Discussion & Proposal: Improving built-in Consul discovery for dynamic ports (A deep-dive on SRV resolver behavior)

Hello Caddy Community,

I’d like to start a discussion and propose an enhancement to Caddy’s built-in service discovery capabilities, specifically regarding its integration with Consul for services running on dynamic ports. My goal is to achieve a fully self-contained Caddy setup that does not depend on host system DNS configurations, which I believe is a common and important cloud-native pattern.

The Journey: From a Simple Goal to a Deep Insight

My journey began with a simple objective: use Caddy’s dynamic srv to reverse proxy to my backend services registered in Consul, which are running on dynamic ports.

1. The Initial Configuration & Problem

I started with what seemed to be the correct Caddyfile, pointing the resolvers to my Consul agent:

reverse_proxy {
    dynamic srv _tenant._tcp.service.consul {
        resolvers 192.168.50.119:8600
    }
}

However, this configuration only worked if I also configured my host’s system DNS to forward .consul queries to the Consul agent. Without the system DNS configuration, Caddy would fail with a 502 error.

2. The Evidence: The Two-Step DNS Lookup

After some debugging, the Caddy error log provided the crucial clue:

ERROR   http.log.error  dial tcp: lookup c0a832fb.addr.dc1.consul. on 127.0.0.53:53: no such host

This log shows that Caddy was falling back to the system resolver (127.0.0.53:53 ) for the second part of the lookup.

A dig query confirmed the two-step nature of the process:

$ dig @192.168.50.119 -p 8600 _tenant._tcp.service.consul SRV

;; ANSWER SECTION:
_tenant._tcp.service.consul. 0  IN      SRV     1 1 43019 c0a832fb.addr.dc1.consul.

;; ADDITIONAL SECTION:
c0a832fb.addr.dc1.consul. 0     IN      A       192.168.50.251

This revealed the core issue:

  • Step 1 (SRV Lookup): Caddy correctly uses the specified resolvers to query for the SRV record.
  • Step 2 (A-Record Lookup): When it gets the target hostname (c0a832fb.addr.dc1.consul. ) from the SRV answer, it ignores the resolvers directive and falls back to the system DNS to resolve this hostname to an IP.

3. The Deeper Insight: The Unused ADDITIONAL SECTION

The dig output also shows that Consul is already providing the necessary A record in the ADDITIONAL SECTION of the same DNS response.

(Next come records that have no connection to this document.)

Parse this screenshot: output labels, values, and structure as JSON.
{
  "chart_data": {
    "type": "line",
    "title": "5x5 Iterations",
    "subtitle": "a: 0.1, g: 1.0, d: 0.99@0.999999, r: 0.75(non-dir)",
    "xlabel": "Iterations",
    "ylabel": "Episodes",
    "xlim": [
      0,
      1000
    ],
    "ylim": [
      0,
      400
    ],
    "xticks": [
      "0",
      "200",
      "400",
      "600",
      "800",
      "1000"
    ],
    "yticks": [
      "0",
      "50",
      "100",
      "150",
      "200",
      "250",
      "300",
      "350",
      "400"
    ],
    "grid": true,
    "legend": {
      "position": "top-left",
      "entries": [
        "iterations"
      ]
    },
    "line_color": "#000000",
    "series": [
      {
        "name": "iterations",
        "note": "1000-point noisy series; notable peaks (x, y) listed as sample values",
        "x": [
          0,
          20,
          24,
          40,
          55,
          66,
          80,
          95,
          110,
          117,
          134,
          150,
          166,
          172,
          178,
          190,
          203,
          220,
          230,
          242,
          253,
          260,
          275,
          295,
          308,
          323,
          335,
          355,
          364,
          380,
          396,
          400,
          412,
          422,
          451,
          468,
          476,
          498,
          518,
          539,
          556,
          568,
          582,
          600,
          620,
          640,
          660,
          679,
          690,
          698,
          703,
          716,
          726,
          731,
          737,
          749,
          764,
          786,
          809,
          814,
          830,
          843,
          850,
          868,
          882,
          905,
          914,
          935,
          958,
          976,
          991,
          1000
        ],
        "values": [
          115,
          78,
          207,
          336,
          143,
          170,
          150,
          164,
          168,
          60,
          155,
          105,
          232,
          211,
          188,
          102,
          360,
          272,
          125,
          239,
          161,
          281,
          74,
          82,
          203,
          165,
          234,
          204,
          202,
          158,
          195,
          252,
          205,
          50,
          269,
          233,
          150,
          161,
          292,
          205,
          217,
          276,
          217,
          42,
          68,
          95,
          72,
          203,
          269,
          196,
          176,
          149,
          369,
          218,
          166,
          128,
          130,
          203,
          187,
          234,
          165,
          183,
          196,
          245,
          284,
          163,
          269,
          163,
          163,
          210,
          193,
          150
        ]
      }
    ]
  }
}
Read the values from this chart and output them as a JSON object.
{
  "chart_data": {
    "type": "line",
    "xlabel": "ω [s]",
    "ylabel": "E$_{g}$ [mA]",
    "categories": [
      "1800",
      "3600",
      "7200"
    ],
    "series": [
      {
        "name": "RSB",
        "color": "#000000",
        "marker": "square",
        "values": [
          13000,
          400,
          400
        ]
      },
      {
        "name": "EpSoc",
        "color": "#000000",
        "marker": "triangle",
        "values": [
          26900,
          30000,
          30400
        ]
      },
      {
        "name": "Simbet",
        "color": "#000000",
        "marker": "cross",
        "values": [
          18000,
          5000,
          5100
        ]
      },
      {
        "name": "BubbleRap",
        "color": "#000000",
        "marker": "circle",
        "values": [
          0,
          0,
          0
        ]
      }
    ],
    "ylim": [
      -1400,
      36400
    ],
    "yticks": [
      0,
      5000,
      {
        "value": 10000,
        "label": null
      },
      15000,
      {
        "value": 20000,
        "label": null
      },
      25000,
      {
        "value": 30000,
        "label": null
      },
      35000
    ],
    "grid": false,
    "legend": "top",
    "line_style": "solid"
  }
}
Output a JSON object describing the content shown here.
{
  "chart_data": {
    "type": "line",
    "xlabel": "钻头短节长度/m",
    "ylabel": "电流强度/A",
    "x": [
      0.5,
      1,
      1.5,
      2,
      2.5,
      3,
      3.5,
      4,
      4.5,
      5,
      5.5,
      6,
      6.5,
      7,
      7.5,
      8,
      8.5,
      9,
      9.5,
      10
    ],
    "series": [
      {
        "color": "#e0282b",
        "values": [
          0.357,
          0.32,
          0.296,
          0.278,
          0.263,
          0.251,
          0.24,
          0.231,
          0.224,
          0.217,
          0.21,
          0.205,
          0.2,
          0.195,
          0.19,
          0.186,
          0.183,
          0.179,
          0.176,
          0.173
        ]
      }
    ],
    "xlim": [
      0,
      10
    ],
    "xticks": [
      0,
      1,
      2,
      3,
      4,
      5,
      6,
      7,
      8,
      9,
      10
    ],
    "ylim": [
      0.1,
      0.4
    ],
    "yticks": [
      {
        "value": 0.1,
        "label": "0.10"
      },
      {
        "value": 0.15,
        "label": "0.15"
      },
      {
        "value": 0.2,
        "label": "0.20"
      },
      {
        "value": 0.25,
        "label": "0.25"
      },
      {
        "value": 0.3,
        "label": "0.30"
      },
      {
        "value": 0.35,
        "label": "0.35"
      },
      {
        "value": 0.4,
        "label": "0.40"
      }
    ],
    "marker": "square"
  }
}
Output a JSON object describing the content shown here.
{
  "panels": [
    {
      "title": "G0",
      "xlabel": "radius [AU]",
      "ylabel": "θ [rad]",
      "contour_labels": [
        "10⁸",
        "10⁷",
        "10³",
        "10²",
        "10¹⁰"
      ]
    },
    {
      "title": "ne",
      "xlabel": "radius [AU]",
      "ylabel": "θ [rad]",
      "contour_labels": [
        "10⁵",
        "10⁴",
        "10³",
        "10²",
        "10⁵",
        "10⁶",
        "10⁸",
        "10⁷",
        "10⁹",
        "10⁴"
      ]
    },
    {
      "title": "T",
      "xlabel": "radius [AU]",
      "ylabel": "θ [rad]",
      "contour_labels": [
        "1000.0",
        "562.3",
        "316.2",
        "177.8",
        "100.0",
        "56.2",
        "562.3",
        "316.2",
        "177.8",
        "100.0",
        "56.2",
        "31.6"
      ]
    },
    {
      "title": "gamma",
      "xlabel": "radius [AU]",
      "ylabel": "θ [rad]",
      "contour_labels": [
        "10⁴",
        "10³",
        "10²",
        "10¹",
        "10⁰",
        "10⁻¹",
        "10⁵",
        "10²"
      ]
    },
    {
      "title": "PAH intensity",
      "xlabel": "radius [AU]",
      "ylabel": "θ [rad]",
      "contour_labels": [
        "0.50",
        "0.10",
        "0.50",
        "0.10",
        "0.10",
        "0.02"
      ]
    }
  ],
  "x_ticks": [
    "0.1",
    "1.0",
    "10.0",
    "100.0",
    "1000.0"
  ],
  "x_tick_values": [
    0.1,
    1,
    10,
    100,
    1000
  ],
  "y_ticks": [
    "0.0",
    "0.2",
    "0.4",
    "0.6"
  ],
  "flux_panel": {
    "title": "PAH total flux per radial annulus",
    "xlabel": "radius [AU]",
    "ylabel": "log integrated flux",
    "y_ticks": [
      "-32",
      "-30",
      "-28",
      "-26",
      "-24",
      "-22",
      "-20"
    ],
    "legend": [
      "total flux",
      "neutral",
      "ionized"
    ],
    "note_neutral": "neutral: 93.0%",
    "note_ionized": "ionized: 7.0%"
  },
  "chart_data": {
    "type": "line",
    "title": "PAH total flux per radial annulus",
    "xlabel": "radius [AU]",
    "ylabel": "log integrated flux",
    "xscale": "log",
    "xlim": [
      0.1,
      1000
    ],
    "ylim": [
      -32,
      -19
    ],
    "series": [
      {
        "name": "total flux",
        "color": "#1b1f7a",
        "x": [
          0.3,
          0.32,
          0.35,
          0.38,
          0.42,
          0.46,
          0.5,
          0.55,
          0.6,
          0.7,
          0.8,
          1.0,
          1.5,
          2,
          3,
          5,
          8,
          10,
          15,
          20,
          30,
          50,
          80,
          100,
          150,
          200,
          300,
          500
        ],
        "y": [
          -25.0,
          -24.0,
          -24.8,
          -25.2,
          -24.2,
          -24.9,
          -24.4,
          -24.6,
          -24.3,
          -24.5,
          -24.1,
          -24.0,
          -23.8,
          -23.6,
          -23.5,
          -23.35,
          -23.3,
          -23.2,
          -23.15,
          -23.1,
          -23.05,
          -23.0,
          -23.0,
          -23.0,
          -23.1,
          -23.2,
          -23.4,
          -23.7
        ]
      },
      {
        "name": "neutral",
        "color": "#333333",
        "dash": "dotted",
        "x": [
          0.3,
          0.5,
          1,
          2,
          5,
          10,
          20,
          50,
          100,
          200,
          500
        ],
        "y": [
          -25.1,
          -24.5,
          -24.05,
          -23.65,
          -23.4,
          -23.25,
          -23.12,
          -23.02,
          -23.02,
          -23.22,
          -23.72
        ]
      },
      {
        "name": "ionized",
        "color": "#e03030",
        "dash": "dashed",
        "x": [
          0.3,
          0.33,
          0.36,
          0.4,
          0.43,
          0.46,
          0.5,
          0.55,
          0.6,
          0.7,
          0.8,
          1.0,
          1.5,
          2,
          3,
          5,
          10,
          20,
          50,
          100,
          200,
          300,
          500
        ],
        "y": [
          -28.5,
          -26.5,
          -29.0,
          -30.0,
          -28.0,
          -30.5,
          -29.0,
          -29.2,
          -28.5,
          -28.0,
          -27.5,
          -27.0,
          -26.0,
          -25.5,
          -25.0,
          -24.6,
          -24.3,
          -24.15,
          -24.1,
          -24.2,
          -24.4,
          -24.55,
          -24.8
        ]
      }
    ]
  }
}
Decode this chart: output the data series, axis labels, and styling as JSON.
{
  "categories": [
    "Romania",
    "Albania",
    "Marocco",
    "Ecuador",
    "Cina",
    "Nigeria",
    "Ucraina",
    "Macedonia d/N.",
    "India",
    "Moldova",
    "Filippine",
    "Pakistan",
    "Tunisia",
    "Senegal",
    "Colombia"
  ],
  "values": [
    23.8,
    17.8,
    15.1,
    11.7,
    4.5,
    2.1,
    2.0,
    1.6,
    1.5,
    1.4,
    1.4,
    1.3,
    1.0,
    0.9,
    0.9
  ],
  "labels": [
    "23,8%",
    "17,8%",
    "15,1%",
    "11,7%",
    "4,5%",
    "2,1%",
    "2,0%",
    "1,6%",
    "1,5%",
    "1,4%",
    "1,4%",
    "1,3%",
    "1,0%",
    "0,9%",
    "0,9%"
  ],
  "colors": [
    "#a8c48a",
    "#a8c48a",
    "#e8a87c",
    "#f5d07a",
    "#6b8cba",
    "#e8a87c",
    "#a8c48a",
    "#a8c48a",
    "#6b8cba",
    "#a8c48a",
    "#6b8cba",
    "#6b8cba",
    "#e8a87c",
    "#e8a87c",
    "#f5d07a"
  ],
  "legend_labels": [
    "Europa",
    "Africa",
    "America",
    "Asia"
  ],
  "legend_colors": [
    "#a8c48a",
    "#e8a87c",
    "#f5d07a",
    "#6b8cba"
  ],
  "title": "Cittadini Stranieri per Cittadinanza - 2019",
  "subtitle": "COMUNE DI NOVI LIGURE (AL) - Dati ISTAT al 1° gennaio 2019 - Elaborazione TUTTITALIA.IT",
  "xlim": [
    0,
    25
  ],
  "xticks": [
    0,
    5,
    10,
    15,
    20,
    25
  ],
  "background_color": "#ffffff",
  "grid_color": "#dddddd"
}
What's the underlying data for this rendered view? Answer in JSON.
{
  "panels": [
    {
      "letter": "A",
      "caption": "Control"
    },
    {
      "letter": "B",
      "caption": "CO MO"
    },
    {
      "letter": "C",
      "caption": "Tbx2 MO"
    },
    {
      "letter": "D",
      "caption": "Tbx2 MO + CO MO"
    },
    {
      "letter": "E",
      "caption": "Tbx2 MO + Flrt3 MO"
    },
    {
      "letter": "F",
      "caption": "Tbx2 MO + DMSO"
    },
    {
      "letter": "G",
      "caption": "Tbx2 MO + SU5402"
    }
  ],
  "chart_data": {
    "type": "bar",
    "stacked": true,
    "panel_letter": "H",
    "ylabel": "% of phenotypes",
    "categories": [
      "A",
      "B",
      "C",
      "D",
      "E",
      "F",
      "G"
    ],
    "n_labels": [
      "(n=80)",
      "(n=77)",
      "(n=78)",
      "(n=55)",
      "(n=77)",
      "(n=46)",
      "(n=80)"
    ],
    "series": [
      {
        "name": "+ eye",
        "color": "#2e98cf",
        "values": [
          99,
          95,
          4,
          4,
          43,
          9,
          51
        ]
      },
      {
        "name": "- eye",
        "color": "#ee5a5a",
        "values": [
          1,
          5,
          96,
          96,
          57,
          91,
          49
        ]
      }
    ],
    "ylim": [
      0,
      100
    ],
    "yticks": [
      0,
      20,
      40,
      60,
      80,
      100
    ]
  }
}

An efficient DNS client could use this information to completely avoid the second network lookup. It appears Caddy’s current SRV resolver implementation does not leverage this optimization.

Proposal for Enhancement

Based on these findings, I believe the out-of-the-box experience for this common use case can be significantly improved. I would like to propose two potential enhancements for the Caddy development team to consider:

Suggestion 1 (Ideal & Most Efficient): Enhance Caddy’s DNS client to read and trust the ADDITIONAL SECTION in DNS responses. When an SRV query is resolved, if the A/AAAA record for the target host is already present in the additional section, Caddy should use it directly instead of initiating a new query. This would be more performant and would solve the issue entirely.

Suggestion 2 (Alternative): Make the resolvers directive “sticky” throughout the resolution chain. If a resolver is defined within the reverse_proxy block, it should be used for all subsequent DNS lookups required by that proxy, including the A/AAAA lookups that follow an SRV query.

Conclusion

I believe implementing either of these suggestions would make Caddy an even more powerful and self-contained tool for modern, dynamic infrastructures. It would remove the “hidden” dependency on system-level DNS configuration, making deployments cleaner, more portable, and less surprising for users.

I’m opening this topic to share my findings, understand if this is a known limitation, and hear the thoughts of the community and developers.

Thank you for your incredible work on this project!